Actually the bidding won't begin until early May. but given that the court didn't schedule oral argument on this or other underlying challenges to the auction until early May, the parties say the FCC should not be allowed to start the auction, potentially, without them.

"Because briefing is complete and argument will be heard in eight weeks a stay of limited duration is both necessary to protect Joint Petitioners from irreparable harm and manifestly in the public interest," they told the court.

They argue that they are likely to get a favorable court ruling because the FCC's decision to exclude LPTVs from the auction stemmed largely "from the agency’s desire to clear-cut the television spectrum band, maximizing the spectrum to be sold to new licensees."

The FCC has said that adding back the LPTV's would reduce the spectrum that could be cleared for wireless, which it said was not in the public interest. But it also pointed out that Congress did not require LPTVs in the auction or protect them in the repack, so, it argues, it is on solid ground.

FAB et al. join Latina Broadcasters of Daytona Beach and Videohouse in seeking a stay of the auction.

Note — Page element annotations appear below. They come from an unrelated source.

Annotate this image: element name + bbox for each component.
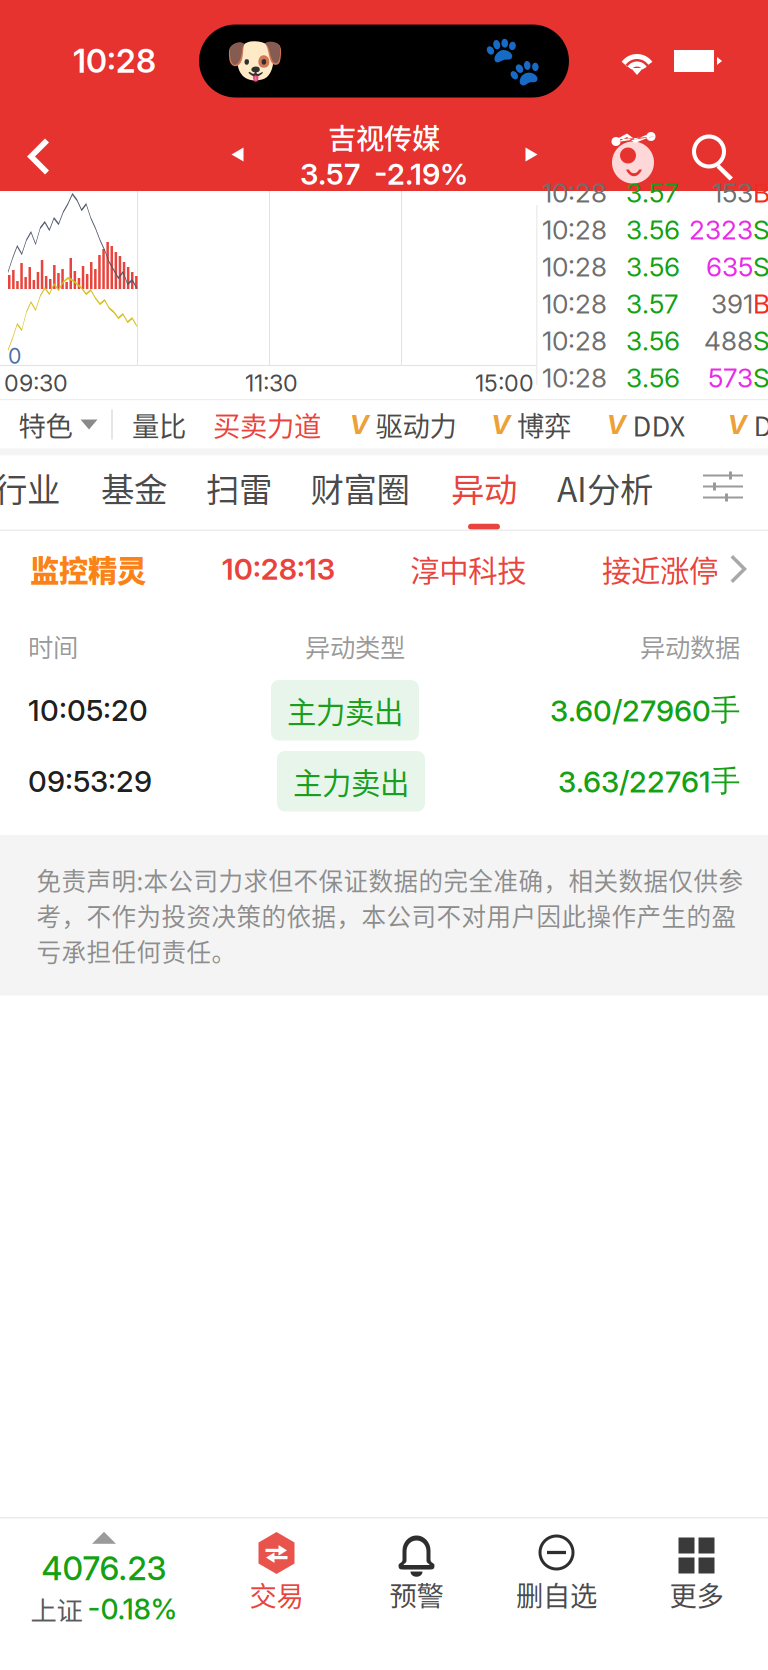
staticText: 淳中科技	[410, 548, 526, 590]
button[interactable]: 预警	[346, 1518, 486, 1634]
staticText: 异动数据	[640, 628, 740, 664]
staticText: B	[753, 288, 768, 320]
button[interactable]: 监控精灵	[0, 531, 768, 607]
button[interactable]: 09:53:29	[0, 751, 768, 822]
staticText: 0	[8, 343, 21, 369]
button[interactable]: 特色	[6, 395, 110, 454]
staticText: 10:28	[542, 177, 607, 209]
staticText: 特色	[18, 405, 72, 444]
staticText: 09:53:29	[28, 764, 152, 799]
button[interactable]: Search	[670, 130, 768, 182]
staticText: 异动类型	[305, 628, 405, 664]
staticText: 扫雷	[206, 463, 272, 512]
button[interactable]: V	[596, 395, 696, 454]
staticText: 基金	[101, 463, 167, 512]
staticText: 主力卖出	[287, 689, 403, 732]
staticText: 10:28	[542, 251, 607, 283]
staticText: V	[728, 409, 746, 440]
staticText: 买卖力道	[213, 405, 321, 444]
button[interactable]: V	[718, 395, 768, 454]
button[interactable]: 财富圈	[296, 449, 424, 538]
staticText: 4076.23	[42, 1549, 166, 1588]
staticText: 量比	[132, 405, 186, 444]
button[interactable]: 更多	[626, 1518, 766, 1634]
button[interactable]: 10:05:20	[0, 680, 768, 751]
staticText: 🐾	[483, 33, 543, 89]
staticText: 10:28	[542, 362, 607, 394]
staticText: 驱动力	[376, 405, 456, 444]
button[interactable]: 量比	[120, 395, 198, 454]
staticText: 3.57	[626, 288, 678, 320]
staticText: 🐶	[225, 33, 285, 89]
button[interactable]: 扫雷	[192, 449, 286, 538]
staticText: 删自选	[516, 1574, 597, 1614]
staticText: 10:05:20	[28, 692, 148, 728]
staticText: 时间	[28, 628, 78, 664]
staticText: 488	[704, 325, 753, 357]
staticText: S	[753, 251, 768, 283]
staticText: 153	[712, 177, 753, 209]
staticText: 11:30	[245, 369, 298, 397]
staticText: 吉视传媒	[328, 116, 440, 158]
staticText: D	[754, 405, 768, 444]
button[interactable]: Back	[0, 124, 68, 190]
staticText: 10:28	[542, 214, 607, 246]
button[interactable]: 删自选	[486, 1518, 626, 1634]
staticText: V	[606, 409, 626, 440]
staticText: 预警	[390, 1574, 444, 1614]
staticText: 3.63/22761手	[558, 763, 740, 800]
staticText: 免责声明:本公司力求但不保证数据的完全准确，相关数据仅供参考，不作为投资决策的依…	[36, 862, 744, 968]
staticText: 监控精灵	[30, 548, 146, 590]
button[interactable]: 买卖力道	[201, 395, 333, 454]
staticText: 573	[708, 362, 753, 394]
staticText: 接近涨停	[602, 548, 718, 590]
staticText: 391	[711, 288, 753, 320]
staticText: 635	[706, 251, 753, 283]
staticText: 3.57	[626, 177, 678, 209]
staticText: 09:30	[4, 369, 68, 397]
button[interactable]: 异动	[437, 449, 531, 538]
button[interactable]: Filter	[689, 456, 755, 514]
staticText: S	[753, 214, 768, 246]
staticText: 10:28	[73, 41, 156, 81]
staticText: AI分析	[557, 463, 653, 512]
staticText: 10:28:13	[222, 551, 335, 587]
staticText: 3.56	[626, 325, 680, 357]
staticText: S	[753, 362, 768, 394]
staticText: 10:28	[542, 325, 607, 357]
button[interactable]: AI分析	[543, 449, 667, 538]
staticText: 3.60/27960手	[550, 692, 740, 729]
staticText: 3.56	[626, 214, 680, 246]
staticText: 上证	[30, 1590, 82, 1628]
staticText: 3.56	[626, 251, 680, 283]
staticText: V	[491, 409, 510, 440]
staticText: 财富圈	[310, 463, 410, 512]
staticText: B	[753, 177, 768, 209]
button[interactable]: Shanghai Index	[2, 1518, 206, 1634]
staticText: DDX	[632, 405, 686, 444]
button[interactable]: 交易	[206, 1518, 346, 1634]
staticText: -0.18%	[88, 1592, 178, 1626]
button[interactable]: V	[340, 395, 466, 454]
staticText: 15:00	[475, 369, 534, 397]
staticText: 3.57 -2.19%	[300, 156, 468, 192]
button[interactable]: 行业	[0, 449, 74, 538]
staticText: 行业	[0, 463, 60, 512]
staticText: 主力卖出	[293, 760, 409, 803]
staticText: 2323	[689, 214, 753, 246]
staticText: 交易	[250, 1574, 304, 1614]
staticText: 更多	[670, 1574, 724, 1614]
staticText: V	[350, 409, 368, 440]
button[interactable]: 基金	[87, 449, 181, 538]
staticText: S	[753, 325, 768, 357]
button[interactable]: V	[481, 395, 581, 454]
staticText: 异动	[451, 463, 517, 512]
staticText: 10:28	[542, 288, 607, 320]
staticText: 博弈	[517, 405, 571, 444]
staticText: 3.56	[626, 362, 680, 394]
button[interactable]: Assistant	[596, 128, 670, 186]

Latina would prefer the court stay the FCC's 11th hour, and it says unfair and inaccurate, decision that it was not eligible (), but absent that wants the delay.

They all have underlying challenges to the FCC's auction framework that the court will be hearing arguments on, but not until after March 29.

The FCC said in denying the FAB et al. stay request Thursday (March 10), as it did in denying the Latina and Videohouse requests, that they are unlikely to win their underlying cases, that not granting a stay would not irreparably harm them, and that staying the auction until their challenges were resolved would hurt the public interest.

"The beginning of the auction is now only three weeks away," the FCC said in denying the stay request. "The Court has scheduled oral argument in May and will need time after that to reach a decision. In addition to the harms described above, a stay would extend the quiet period that is now in effect for both the reverse and forward auctions,35 which limits the types of discussions that would otherwise take place between and among broadcasters and prospective forward auction bidders.36 Moreover, delaying the auction until all reviews and appeals are final would not be justified by rule or precedent and would be inconsistent with Congress’s goals in enacting the Spectrum Act."